The first-term mayor openly floated the possibility of a tilt at the federal seat of Flynn while deputy mayor before the last election.
But he eventually dropped out of consideration for Labor preselection, saying he didn't want to spend that time away from his children.
Despite that decision, Cr Burnett says he is still receiving overtures from Labor figures who want him to take a run at the seat.
"I've been asked many times, as recently as the Sunday of Bathurst, to run for Flynn," he said.
"I hear the rumours everywhere I go, but I'm more than happy to put that rumour to bed.
"I'm definitely not running for the seat of Flynn."
Cr Burnett said he was "quite happy" being the mayor of Gladstone - and there was still plenty of work to be done.

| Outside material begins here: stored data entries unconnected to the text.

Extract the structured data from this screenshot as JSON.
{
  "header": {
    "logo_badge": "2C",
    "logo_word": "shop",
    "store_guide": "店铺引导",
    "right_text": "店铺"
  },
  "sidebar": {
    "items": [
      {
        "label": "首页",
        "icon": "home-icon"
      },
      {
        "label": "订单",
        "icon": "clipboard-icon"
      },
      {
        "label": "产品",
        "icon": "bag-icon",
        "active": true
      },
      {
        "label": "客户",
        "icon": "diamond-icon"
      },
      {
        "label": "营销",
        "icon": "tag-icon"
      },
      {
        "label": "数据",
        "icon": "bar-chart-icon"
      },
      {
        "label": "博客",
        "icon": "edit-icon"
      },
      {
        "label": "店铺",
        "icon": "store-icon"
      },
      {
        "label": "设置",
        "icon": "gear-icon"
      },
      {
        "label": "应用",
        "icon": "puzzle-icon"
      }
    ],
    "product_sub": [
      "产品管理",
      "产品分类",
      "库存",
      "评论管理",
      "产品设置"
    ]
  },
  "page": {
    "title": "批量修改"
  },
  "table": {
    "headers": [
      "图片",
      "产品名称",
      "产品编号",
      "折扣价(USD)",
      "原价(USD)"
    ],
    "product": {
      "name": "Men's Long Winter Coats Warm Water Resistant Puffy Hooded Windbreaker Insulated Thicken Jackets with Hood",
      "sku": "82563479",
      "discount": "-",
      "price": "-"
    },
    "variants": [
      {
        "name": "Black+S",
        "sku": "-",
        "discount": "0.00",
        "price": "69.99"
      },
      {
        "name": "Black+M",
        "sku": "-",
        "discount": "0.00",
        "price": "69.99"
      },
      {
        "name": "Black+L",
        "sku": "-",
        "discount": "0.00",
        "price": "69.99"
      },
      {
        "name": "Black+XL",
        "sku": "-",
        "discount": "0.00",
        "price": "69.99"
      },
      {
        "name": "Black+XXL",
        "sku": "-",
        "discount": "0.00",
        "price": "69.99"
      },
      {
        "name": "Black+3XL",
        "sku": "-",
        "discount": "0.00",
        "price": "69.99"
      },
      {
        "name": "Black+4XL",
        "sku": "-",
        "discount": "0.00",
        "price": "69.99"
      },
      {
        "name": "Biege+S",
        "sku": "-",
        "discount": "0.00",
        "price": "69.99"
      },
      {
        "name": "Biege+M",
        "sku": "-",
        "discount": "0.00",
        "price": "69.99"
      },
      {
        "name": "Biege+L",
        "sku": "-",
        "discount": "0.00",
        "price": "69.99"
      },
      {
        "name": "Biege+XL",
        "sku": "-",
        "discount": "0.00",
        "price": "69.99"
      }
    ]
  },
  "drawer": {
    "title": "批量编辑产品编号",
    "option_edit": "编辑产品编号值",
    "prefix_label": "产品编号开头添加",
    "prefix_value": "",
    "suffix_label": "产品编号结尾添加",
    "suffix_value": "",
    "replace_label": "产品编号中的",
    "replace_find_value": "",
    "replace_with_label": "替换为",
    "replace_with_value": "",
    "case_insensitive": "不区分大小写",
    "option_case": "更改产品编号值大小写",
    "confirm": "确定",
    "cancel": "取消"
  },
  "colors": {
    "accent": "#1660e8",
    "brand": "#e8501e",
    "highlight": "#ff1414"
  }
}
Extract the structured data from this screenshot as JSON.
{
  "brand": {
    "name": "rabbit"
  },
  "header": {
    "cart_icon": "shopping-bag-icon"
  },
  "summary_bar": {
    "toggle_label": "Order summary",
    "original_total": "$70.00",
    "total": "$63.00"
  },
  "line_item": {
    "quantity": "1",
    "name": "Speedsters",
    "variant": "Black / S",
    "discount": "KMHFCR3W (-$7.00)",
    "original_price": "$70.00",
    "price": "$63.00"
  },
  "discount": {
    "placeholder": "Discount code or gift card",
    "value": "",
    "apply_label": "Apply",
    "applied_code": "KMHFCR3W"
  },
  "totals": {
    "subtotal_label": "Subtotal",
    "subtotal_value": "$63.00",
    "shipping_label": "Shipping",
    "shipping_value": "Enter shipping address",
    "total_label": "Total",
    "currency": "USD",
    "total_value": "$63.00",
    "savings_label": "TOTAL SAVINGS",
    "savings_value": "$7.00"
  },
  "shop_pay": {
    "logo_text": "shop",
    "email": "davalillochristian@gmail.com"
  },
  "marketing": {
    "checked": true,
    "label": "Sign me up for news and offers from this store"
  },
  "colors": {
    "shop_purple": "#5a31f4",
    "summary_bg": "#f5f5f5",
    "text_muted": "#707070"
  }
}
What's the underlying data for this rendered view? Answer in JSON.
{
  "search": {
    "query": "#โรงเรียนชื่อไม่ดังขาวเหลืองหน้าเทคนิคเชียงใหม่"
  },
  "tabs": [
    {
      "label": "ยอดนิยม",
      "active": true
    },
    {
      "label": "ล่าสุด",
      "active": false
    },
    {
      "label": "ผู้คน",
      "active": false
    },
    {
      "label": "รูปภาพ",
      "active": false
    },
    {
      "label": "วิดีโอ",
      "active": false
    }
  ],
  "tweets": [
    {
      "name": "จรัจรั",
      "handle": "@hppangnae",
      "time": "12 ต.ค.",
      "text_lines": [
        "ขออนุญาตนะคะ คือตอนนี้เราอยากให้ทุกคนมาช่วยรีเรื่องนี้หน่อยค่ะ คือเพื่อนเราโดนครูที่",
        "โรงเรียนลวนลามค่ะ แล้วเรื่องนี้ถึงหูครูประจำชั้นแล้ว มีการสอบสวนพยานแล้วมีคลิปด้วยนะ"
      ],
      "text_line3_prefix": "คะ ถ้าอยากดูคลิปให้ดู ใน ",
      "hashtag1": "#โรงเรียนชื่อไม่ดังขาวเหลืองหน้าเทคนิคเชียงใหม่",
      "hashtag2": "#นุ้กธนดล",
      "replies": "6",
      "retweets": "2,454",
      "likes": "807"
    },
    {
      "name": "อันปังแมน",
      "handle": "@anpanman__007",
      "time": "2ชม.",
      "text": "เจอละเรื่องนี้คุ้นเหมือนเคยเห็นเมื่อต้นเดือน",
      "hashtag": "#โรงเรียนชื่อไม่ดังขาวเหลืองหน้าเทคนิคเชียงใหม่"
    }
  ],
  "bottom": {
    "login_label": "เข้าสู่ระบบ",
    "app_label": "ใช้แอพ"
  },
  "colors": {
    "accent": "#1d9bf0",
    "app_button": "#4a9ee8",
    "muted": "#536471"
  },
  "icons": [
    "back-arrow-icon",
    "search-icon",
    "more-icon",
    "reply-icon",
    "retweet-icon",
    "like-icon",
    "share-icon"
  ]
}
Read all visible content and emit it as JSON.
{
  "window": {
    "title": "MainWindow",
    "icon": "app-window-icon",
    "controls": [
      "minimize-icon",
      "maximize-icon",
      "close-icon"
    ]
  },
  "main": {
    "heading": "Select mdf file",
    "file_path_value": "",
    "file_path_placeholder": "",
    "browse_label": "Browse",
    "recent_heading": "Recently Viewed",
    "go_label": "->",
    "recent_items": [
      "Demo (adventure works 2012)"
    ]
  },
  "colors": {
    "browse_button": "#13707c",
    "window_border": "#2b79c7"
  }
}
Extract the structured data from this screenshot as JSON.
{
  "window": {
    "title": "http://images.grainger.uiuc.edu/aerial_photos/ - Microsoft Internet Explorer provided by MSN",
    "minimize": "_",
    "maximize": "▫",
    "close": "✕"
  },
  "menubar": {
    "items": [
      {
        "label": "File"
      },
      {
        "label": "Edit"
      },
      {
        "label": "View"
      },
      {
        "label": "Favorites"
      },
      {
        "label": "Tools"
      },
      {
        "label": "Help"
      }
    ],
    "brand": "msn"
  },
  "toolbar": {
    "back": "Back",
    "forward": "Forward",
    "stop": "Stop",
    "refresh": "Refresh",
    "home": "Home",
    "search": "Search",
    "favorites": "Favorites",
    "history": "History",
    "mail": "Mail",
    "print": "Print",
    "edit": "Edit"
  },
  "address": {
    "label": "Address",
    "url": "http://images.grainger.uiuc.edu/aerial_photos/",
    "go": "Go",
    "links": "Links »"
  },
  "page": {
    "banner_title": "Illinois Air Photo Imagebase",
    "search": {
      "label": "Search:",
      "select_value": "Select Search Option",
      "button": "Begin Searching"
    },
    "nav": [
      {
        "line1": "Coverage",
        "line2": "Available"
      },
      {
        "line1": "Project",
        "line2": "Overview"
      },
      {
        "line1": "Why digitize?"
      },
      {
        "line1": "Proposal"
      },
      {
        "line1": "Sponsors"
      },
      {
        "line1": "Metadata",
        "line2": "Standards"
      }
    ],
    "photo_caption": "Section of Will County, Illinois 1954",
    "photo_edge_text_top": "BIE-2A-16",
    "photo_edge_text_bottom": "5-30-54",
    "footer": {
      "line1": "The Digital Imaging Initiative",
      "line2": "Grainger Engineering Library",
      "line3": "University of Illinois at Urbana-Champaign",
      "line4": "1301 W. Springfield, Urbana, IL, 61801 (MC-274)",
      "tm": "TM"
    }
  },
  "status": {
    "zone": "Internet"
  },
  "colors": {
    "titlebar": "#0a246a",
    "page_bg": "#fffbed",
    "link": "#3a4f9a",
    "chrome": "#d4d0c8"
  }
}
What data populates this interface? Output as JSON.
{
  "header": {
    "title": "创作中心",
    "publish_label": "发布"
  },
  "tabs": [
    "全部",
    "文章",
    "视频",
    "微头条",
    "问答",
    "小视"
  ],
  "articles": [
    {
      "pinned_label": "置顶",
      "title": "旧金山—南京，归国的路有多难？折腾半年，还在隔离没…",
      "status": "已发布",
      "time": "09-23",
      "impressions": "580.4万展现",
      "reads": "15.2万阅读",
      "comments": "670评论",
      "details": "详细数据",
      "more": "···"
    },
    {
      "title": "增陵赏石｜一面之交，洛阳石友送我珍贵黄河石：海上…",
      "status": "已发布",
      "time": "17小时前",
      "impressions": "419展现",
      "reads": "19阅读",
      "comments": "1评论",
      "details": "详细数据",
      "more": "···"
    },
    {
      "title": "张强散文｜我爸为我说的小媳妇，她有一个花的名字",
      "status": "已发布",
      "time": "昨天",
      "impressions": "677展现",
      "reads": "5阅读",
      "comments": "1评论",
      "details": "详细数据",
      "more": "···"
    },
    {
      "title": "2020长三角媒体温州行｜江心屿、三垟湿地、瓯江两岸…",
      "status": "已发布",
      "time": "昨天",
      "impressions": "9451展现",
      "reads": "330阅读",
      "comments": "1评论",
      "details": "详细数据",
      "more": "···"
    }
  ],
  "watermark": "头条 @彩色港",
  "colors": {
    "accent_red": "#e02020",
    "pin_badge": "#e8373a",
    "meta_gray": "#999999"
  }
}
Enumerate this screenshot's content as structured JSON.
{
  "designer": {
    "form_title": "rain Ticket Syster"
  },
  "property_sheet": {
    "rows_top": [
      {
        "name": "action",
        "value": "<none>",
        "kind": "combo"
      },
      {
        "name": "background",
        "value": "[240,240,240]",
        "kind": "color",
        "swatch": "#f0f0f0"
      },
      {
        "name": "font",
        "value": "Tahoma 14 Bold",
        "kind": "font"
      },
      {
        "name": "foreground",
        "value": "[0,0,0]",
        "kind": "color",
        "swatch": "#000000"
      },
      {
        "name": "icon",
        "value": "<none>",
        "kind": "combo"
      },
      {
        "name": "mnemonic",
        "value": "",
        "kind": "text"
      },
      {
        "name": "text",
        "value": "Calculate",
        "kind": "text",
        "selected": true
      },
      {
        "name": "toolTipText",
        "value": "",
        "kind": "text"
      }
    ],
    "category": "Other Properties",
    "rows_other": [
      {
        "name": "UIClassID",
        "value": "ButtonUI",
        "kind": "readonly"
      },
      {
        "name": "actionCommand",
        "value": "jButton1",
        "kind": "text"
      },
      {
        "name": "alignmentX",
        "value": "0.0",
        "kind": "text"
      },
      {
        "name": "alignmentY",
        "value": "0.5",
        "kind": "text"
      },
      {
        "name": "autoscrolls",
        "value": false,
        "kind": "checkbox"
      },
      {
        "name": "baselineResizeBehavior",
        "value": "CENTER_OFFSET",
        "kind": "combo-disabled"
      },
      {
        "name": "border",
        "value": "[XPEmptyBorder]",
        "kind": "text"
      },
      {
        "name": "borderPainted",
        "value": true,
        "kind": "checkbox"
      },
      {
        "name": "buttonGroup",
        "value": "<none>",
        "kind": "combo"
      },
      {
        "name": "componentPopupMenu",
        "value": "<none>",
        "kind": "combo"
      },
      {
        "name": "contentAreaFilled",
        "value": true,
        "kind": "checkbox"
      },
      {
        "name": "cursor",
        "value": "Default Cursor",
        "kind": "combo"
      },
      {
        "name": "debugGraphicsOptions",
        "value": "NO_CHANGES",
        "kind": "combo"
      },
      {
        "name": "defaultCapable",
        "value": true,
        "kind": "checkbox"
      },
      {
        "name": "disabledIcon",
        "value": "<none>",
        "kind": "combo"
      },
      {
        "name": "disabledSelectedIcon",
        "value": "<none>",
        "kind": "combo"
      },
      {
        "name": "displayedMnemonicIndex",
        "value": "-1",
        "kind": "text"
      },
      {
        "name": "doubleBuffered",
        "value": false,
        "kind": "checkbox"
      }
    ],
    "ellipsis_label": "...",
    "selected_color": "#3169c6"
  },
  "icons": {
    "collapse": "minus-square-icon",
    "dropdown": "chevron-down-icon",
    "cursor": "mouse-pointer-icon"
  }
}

"We're not even halfway through our term (and) we've got a fantastic team of councillors delivering for Gladstone," he said.
"The other reason is the size of the electorate - I'm not sure exactly how large it is but it's got to be bigger than Tasmania.
"Hats off to Ken (O'Dowd) and Chris Trevor and anyone who can represent an electorate that large."
Anyone seeking ALP preselection for Flynn would set up a showdown with AWU organiser Zac Beers, who achieved a 5.5% swing and came within 2000 votes of unseating the LNP's sitting member Ken O'Dowd at the last election.
Mr Beers has publicly announced his intention to run again and is understood to have the backing of some key Labor figures.
As a prominent Central Queensland mayor and ALP member, parallels can be drawn between Cr Burnett's political position and that of former Rockhampton mayor Margaret Strelow, who stood for the state seat of Rockhampton at last weekend's election.
Ms Strelow sensationally quit as mayor to run for Labor preselection, but narrowly missed out despite being the preferred candidate of Premier Annastacia Palaszczuk.
She then ran for the seat as an Independent and again fell just short of the mark, bowing out on Wednesday after admitting Labor's Barry O'Rourke would likely be elected on the back of her preferences.
Cr Burnett admitted he had been watching the race "more closely than anyone in Queensland other than Antony Green" - though as mayor he would have been able to work with either Ms Strelow or Mr O'Rourke.
But just as he dismissed rumours he would run for Flynn, he laughed off any suggestion he might run for state politics in the future.
Cr Burnett worked on Gladstone MP Glenn Butcher's election campaign and recently threw his support behind Mr Butcher for a spot in Cabinet.
"Glenn is one of my best friends," he said.
"I'm going to his place for a beer now."